I’ll do it tomorrow.

We’ve all done this. Postponed doing something till tomorrow. 

We can get so creative when it comes to thinking of different excuses why we can’t do something. We are too tired, too busy, too many other things on our minds. 

This is especially noticeable when it comes to work. 

One task after another, too many distractions, working on several projects at the same time  – and voila – you end up postponing quite a few tasks until tomorrow.

No worries, I will have enough time to do it tomorrow.

What happens when that dreaded tomorrow comes? 

Do we really have the time to complete the tasks?

Before you even know it, you get caught in a vicious circle of procrastination day after day, because as the old Spanish proverb says – Tomorrow is often the busiest day of the week.

So, the question is..

How do we end up procrastinating and coming up with excuses about the tasks that we were supposed to complete?

Let’s start with answering this question by looking into the reasons we procrastinate in the first place. 

Why do we procrastinate?

Procrastination is an old dilemma. As old as the chicken or the egg dilemma. 

Psychiatrists and psychologists have been looking into the reasons we create excuses in our heads for quite some time now. The reasons we are quick to justify our behavior and actions rarely have anything to do with logic. The more we let things pile up at work, the more we feel confident about our avoidance tactics. 

However, social scientists argue that we really DO have too much work to do, which is the number one reason we procrastinate. 

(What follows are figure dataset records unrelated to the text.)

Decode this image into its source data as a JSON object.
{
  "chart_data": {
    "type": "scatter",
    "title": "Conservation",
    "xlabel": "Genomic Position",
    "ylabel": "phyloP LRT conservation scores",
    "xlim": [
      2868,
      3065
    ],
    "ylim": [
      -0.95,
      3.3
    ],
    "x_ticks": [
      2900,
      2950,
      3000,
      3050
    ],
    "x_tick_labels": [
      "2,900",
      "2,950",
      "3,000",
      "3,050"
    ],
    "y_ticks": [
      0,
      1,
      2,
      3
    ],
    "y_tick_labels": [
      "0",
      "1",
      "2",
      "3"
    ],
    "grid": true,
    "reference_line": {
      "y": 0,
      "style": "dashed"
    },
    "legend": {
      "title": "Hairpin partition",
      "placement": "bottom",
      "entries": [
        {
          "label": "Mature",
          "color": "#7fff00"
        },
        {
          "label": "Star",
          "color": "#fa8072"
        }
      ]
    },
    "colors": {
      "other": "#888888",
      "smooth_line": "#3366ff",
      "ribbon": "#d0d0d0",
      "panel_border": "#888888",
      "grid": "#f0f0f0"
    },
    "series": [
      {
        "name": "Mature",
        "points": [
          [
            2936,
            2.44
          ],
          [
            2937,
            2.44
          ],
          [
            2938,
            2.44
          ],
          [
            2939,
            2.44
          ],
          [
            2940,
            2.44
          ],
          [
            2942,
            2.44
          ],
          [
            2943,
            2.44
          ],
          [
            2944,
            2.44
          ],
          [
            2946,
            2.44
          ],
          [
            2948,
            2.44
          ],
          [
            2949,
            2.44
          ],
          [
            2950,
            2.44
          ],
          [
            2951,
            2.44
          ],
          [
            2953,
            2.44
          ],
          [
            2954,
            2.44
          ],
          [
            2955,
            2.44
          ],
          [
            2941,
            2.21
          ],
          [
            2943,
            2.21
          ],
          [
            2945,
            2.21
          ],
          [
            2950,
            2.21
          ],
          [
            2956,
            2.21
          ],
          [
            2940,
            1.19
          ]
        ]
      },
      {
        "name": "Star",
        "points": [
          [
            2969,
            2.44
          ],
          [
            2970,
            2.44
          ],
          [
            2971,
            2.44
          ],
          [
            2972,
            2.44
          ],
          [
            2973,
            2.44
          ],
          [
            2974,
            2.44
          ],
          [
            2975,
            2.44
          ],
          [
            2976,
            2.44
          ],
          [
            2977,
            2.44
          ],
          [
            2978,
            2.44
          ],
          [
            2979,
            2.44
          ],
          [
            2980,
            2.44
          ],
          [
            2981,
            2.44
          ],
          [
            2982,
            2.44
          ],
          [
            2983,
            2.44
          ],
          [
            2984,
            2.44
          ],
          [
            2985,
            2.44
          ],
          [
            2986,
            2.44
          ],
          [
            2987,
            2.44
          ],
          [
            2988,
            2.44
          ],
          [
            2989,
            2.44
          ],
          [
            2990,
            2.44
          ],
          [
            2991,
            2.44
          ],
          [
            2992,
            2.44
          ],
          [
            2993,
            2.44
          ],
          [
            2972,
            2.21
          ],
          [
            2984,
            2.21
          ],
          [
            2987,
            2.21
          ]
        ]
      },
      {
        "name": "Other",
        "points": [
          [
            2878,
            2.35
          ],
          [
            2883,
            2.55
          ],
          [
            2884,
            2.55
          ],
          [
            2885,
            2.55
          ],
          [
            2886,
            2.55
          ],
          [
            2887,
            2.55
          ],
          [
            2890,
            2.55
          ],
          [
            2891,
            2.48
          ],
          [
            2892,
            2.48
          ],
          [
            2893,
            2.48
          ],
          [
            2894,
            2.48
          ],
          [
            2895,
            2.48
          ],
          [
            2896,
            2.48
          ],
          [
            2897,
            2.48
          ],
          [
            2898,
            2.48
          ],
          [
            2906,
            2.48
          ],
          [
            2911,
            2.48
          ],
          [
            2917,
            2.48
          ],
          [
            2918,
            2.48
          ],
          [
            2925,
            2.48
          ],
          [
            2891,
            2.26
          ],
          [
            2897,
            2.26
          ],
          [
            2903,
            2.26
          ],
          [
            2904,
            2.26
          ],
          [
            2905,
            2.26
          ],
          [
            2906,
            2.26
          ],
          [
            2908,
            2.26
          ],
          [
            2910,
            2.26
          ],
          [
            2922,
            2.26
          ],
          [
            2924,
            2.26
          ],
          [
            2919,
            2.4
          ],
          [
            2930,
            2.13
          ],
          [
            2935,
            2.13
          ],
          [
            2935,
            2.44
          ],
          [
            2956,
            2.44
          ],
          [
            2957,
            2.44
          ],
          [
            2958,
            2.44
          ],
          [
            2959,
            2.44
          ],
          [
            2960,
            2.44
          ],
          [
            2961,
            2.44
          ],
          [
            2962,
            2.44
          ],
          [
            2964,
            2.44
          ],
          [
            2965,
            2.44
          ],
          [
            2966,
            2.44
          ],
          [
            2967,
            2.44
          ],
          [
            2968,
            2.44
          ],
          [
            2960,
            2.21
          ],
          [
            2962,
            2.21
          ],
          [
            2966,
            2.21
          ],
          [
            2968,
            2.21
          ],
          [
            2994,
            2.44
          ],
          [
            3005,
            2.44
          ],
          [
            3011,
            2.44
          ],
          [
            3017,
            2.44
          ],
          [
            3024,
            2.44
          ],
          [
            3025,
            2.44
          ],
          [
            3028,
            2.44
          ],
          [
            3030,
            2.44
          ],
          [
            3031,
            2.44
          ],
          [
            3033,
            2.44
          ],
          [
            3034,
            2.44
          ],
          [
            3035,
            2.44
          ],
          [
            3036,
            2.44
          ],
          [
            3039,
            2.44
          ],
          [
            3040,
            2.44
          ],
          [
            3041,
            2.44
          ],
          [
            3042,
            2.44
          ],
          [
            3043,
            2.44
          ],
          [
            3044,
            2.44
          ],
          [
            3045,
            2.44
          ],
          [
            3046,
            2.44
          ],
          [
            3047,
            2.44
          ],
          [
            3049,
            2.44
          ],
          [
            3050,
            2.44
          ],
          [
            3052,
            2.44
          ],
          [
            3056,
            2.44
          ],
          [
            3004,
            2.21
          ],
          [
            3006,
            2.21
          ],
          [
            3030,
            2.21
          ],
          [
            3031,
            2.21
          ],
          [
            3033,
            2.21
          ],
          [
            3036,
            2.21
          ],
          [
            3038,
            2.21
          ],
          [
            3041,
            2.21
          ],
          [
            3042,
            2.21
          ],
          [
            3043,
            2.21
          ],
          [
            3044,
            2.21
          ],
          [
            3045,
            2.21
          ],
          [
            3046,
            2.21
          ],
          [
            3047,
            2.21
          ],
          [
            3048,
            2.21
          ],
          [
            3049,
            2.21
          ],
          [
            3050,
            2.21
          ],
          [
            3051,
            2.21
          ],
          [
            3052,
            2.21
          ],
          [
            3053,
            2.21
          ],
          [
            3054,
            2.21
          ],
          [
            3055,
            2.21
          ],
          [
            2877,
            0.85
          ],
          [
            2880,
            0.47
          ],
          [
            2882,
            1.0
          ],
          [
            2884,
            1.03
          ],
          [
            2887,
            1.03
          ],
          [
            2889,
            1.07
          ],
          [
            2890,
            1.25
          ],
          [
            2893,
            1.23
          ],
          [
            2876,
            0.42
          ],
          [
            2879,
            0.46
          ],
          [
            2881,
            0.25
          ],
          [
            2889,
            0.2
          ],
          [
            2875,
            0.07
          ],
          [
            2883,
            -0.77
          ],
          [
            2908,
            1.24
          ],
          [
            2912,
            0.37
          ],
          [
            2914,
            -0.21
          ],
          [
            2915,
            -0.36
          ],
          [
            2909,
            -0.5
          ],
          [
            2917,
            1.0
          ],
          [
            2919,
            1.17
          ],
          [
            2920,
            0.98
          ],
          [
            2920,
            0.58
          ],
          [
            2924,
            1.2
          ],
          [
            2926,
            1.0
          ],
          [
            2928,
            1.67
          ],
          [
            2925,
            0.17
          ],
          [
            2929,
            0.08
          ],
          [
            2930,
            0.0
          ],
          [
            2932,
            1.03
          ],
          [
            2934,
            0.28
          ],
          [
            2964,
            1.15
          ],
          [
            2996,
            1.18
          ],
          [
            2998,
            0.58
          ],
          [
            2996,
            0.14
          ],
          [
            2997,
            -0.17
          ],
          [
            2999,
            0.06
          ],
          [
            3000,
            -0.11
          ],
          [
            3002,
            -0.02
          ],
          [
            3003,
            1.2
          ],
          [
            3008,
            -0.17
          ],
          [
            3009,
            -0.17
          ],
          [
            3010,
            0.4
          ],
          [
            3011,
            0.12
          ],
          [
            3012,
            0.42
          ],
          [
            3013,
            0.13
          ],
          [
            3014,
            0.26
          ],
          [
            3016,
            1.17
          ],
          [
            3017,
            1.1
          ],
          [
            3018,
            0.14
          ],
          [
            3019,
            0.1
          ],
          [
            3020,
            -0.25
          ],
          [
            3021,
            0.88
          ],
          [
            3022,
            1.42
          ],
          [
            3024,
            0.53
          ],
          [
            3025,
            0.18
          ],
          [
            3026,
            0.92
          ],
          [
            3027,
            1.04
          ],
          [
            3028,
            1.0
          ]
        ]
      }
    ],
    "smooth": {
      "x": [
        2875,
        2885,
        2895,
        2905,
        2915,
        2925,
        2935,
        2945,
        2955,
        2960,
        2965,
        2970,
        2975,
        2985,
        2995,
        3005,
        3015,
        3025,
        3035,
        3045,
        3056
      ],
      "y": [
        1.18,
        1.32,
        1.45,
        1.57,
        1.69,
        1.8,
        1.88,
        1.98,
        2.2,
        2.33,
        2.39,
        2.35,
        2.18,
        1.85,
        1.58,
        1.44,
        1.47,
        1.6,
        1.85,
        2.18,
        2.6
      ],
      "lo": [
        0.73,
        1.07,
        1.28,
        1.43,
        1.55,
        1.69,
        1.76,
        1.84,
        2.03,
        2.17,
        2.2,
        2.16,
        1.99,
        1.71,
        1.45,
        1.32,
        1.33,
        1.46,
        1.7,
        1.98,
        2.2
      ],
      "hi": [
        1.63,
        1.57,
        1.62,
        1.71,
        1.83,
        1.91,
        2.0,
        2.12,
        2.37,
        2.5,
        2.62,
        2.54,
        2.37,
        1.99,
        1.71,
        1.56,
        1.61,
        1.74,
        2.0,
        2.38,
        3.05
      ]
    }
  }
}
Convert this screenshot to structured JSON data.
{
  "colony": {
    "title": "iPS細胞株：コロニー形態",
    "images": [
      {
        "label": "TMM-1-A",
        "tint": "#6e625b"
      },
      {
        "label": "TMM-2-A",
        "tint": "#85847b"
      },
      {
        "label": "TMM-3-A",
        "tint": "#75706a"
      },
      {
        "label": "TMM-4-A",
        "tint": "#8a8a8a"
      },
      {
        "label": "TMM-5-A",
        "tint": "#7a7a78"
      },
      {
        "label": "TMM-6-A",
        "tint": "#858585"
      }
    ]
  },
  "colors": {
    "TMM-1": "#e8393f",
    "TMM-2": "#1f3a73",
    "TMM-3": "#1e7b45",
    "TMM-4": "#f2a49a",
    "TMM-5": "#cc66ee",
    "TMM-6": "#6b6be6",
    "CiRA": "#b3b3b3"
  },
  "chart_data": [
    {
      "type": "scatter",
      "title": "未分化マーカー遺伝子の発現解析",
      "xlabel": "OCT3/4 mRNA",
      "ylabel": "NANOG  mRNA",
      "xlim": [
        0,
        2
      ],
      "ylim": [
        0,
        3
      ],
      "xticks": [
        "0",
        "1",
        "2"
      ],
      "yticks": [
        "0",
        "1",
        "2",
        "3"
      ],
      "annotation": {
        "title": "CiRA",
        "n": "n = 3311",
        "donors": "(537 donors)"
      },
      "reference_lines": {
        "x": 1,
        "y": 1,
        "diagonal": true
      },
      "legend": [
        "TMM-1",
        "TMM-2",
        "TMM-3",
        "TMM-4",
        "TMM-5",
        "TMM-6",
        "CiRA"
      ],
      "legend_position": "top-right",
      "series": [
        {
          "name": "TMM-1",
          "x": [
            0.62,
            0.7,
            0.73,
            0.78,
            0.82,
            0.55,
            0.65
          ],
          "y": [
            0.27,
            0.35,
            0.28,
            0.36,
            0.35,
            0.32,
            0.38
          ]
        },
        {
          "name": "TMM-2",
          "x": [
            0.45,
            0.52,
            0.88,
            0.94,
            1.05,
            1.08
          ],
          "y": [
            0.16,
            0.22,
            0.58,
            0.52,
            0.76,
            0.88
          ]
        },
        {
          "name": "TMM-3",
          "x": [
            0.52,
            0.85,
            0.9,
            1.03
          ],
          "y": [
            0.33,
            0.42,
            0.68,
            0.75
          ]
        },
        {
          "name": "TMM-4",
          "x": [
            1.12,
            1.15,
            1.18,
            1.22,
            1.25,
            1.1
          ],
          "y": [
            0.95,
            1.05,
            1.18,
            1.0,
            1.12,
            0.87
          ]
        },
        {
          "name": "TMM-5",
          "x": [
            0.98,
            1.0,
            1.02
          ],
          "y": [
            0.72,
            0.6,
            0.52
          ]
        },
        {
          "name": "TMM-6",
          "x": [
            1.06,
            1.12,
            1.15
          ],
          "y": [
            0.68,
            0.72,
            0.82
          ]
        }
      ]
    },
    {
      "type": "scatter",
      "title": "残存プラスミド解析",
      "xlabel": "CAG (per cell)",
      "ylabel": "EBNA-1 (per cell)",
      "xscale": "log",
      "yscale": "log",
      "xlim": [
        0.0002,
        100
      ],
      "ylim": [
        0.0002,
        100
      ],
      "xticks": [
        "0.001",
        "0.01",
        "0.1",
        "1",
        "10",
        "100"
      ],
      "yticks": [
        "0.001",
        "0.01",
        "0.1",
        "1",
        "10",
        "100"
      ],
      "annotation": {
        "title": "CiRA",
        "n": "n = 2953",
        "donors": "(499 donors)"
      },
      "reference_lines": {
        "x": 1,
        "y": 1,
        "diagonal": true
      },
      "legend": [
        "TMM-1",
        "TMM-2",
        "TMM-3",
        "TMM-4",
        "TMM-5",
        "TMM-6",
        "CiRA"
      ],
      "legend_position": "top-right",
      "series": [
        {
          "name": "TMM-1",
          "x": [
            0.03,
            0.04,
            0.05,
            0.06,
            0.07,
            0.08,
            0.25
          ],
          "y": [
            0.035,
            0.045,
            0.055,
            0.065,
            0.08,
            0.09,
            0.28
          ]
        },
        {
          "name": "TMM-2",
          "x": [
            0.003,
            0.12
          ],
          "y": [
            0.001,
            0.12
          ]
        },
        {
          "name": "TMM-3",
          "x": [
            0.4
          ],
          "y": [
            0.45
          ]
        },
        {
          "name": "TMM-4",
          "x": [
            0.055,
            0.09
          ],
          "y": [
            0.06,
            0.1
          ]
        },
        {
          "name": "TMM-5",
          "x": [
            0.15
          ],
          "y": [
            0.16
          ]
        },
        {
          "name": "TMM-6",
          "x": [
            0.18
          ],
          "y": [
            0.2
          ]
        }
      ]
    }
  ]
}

Teresa Amabile, the coauthor of The Progress Principle, explains that “many people procrastinate because they fear the drudgery or the difficulty of the task they are avoiding.” But, only getting things done will make fear go away, right? 

What do our brains think?

The brain tries to protect us by removing the burden of responsibility. 

Without the responsibility, we start to feel more confident about the results we will (perhaps) accomplish tomorrow. 

When a person doesn’t know their own foibles and shortcomings, there’s a high probability that the work will be put off. 

Science explains that procrastination is a result of having two parts of our brain fight for dominance when we come across an unpleasant situation: the limbic system and the prefrontal cortex. 

Limbic system is our unconscious side that includes the pleasure center and the prefrontal cortex is a newer portion of the brain that deals with information and decision making process. So, why are these two parts of the brain in constant disagreement? 

Limbic is one of the oldest and most dominant portions of the brain. As such, it involves and deals with the strategies for our basic survival. In a word, this part of the brain is automatic and involves our instincts. 

You know you need to pull your hand away from the fire because of the limbic system.

The prefrontal cortex is the part of the brain that controls instincts and stimulus, and thus, separates humans from animals. 

Unlike the limbic system, the prefrontal cortex needs to be “stimulated” to get the job done, it is not automatic, but “conscious part” of our brain, thus when we are not present and consciously engaged in work or other activities, the unconscious part takes over. 

The conclusion? 

We put off things for tomorrow when the limbic system wins. 

Our mind tends to make the tasks or work seem scary and daunting, and the logical reaction of the brain is to do anything to avoid pain or embarrassment. 

This is the moment when I’ll-do-it-later-behaviour happens.